Navigating Regulations for New Immigrants
Acknowledging the highly regulated nature of the lending business, the panelists discussed the importance of navigating different policies and regulations designed with immigrants in mind. Emphasizing their commitment to compliance, one panelist shared their approach to investing significant time and capital to establish themselves as a regulated bureau in every province in Canada. This strategic positioning enables them to partner with various lenders, both traditional and non-bank, to better serve the New-to-Canada market.
Challenges in Lending to Newcomers
The conversation shifted to the challenges lenders face when dealing with newcomers, given the lack of credit history and the limitations of existing policies and processes.

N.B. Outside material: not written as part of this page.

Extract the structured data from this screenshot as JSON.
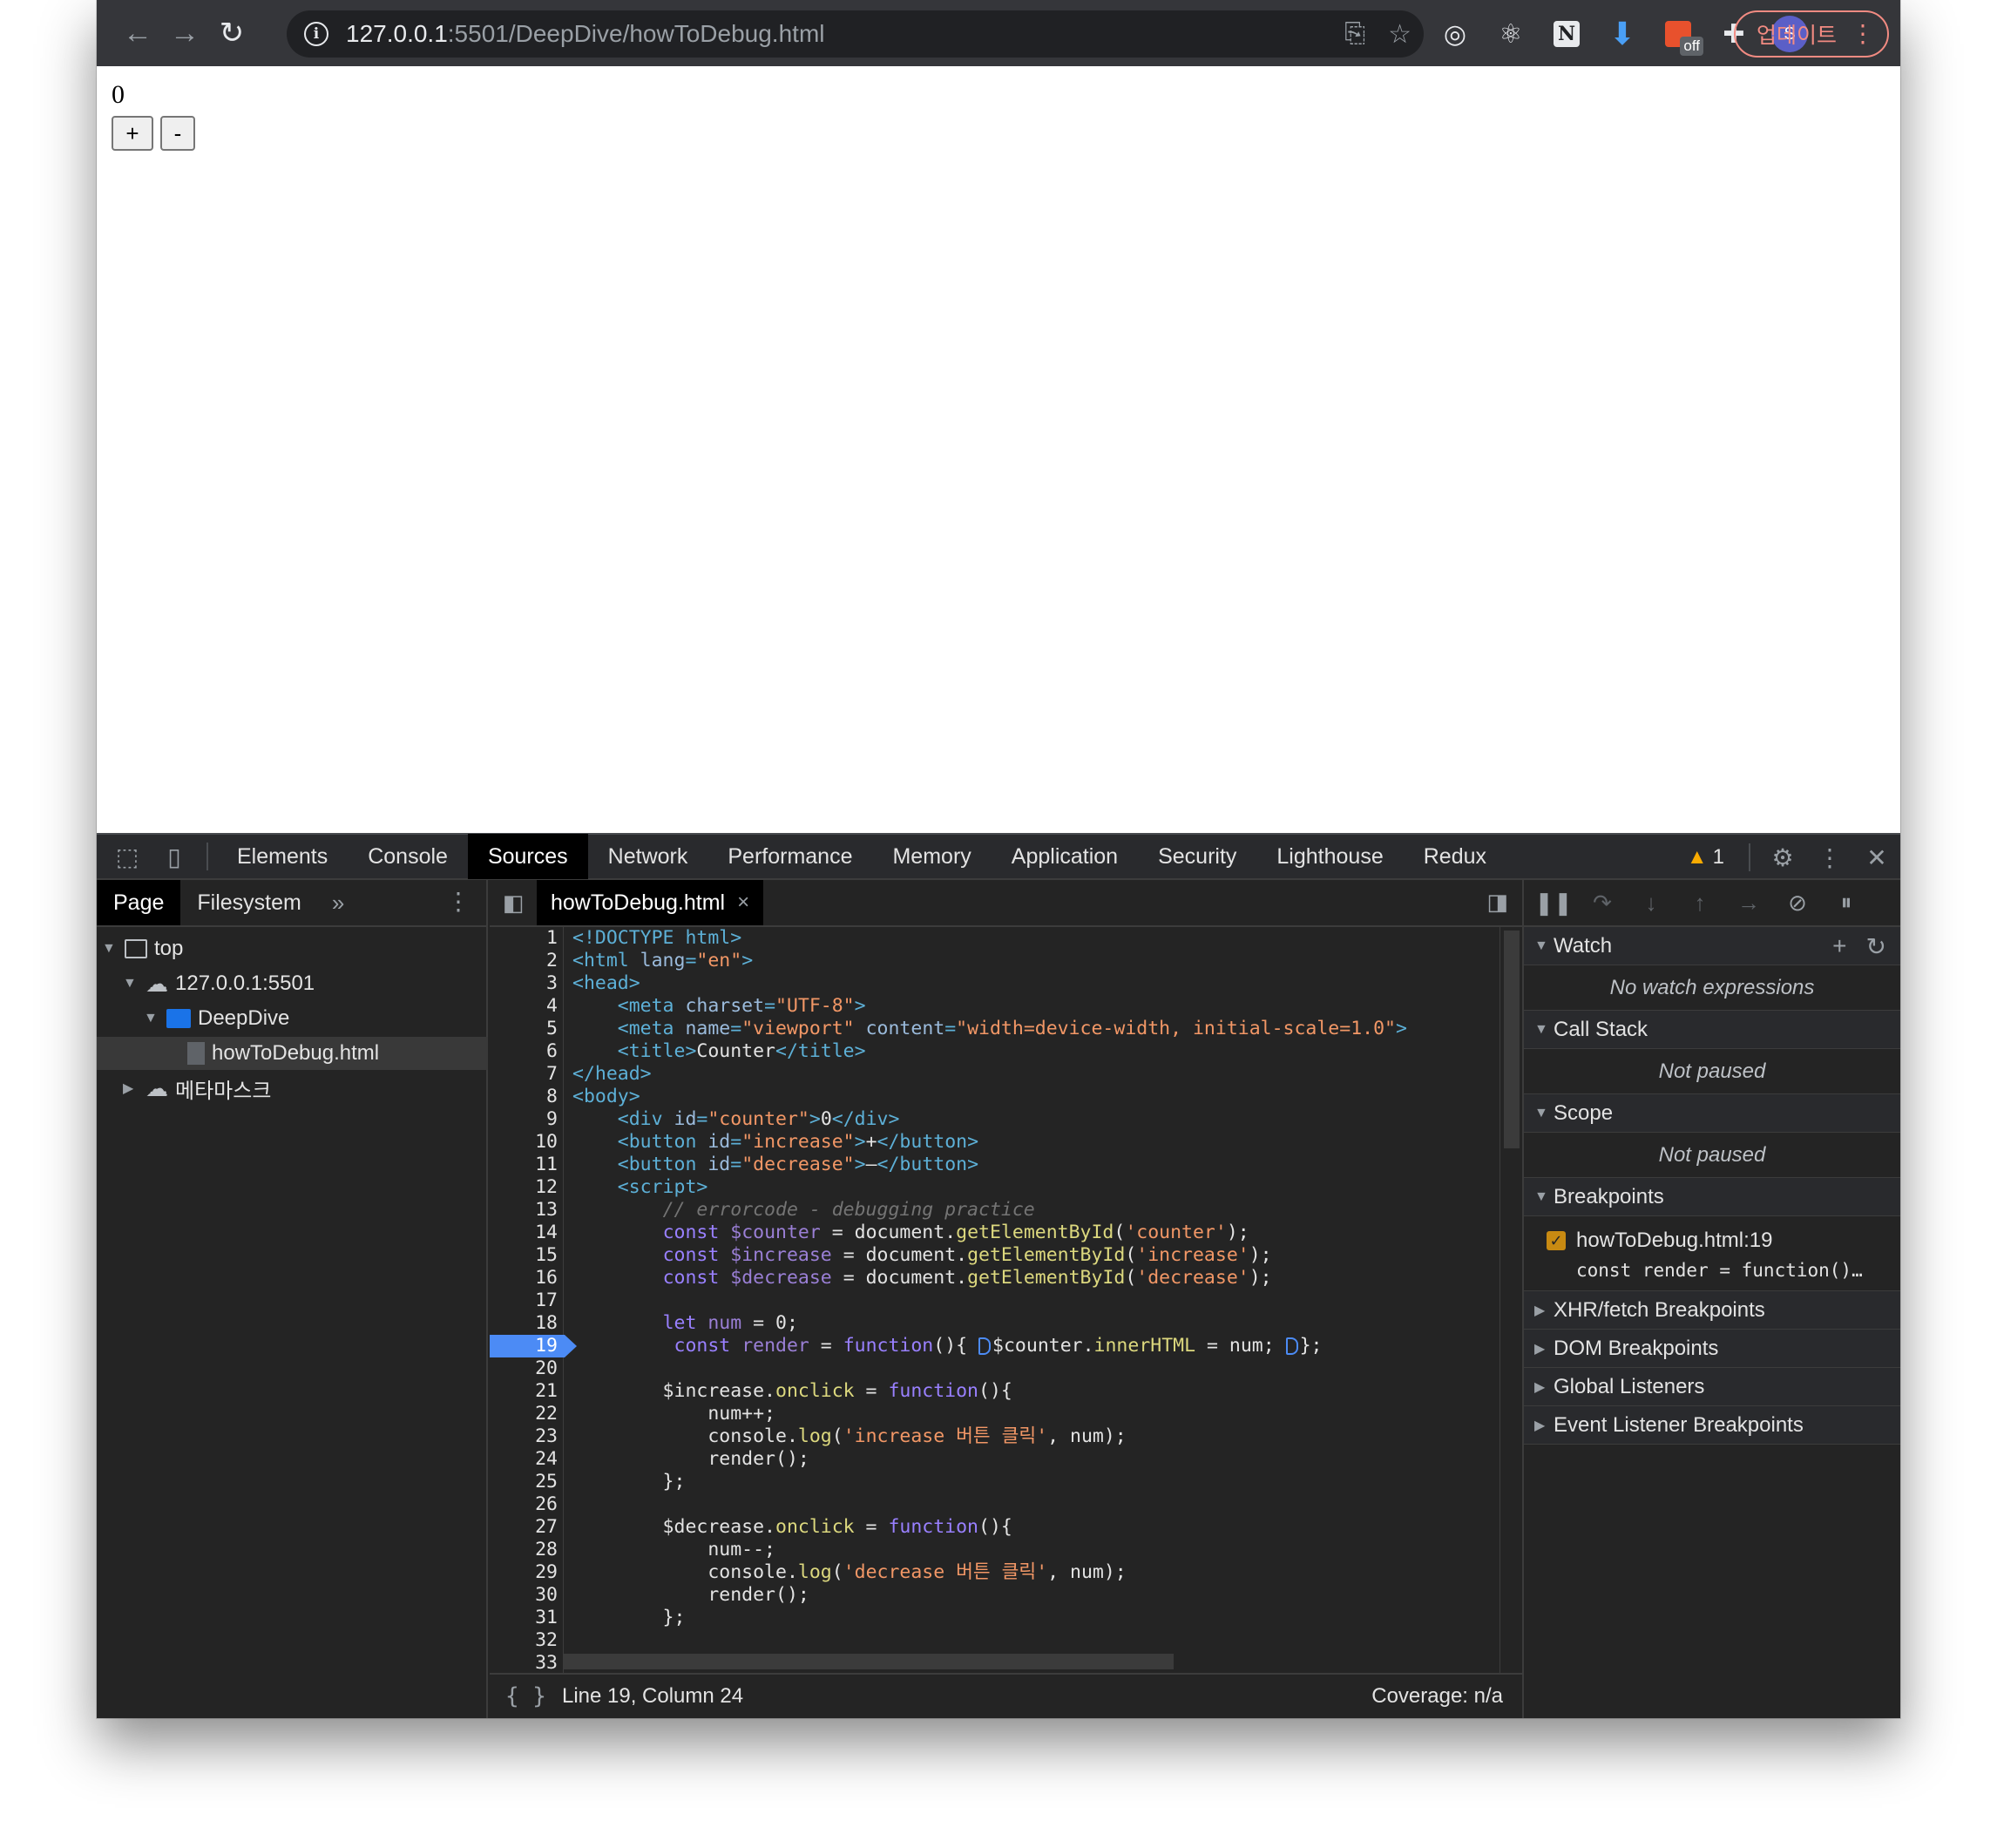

The panelists emphasized the need for lenders to focus not only on the acquisition of new customers but also on managing them through their lifecycle. The key is to understand the potential of these customers, who may have limited credit histories initially but possess significant lifetime value.
Leveraging Alternative Data for Informed Decision-Making
To address the barrier of thin credit files, the panelists highlighted the significance of leveraging alternative data and analytics. Beyond traditional credit scores, alternative data sources include educational data, employment history, financial data from abroad, and even social media information. By adopting advanced modeling, AI, and machine learning, lenders can gain insights into the potential of newcomers and make informed decisions regarding their creditworthiness.
The Role of Identity and Fraud Management
One panelist emphasized the importance of identity algorithms and fraud management in assessing the risk associated with New-to-Canada customers. By developing advanced identity algorithms, lenders can better identify individuals and separate genuine customers from potential fraud. This proactive approach helps mitigate risks associated with the lack of credit history.
Building Lifetime Value with Newcomers
The panel concluded with a focus on building lifetime value with New-to-Canada customers. Lenders were advised to invest in tools and technologies that enable early acquisition, allowing them to establish a multi-relationship with customers upon arrival. By providing a range of financial products and services, lenders can capture a significant portion of the customer’s lifetime value during the crucial initial phase.
The “New-to-Canada” panel at the 2023 Lenders Summit offered valuable insights into the evolving landscape of serving immigrants and international students in the Canadian financial market. As the industry continues to adapt and innovate, there is a growing recognition of the strategic importance of this customer segment, emphasizing the need for lenders to invest in technology, alternative data, and regulatory compliance to unlock the full potential of the New-to-Canada market.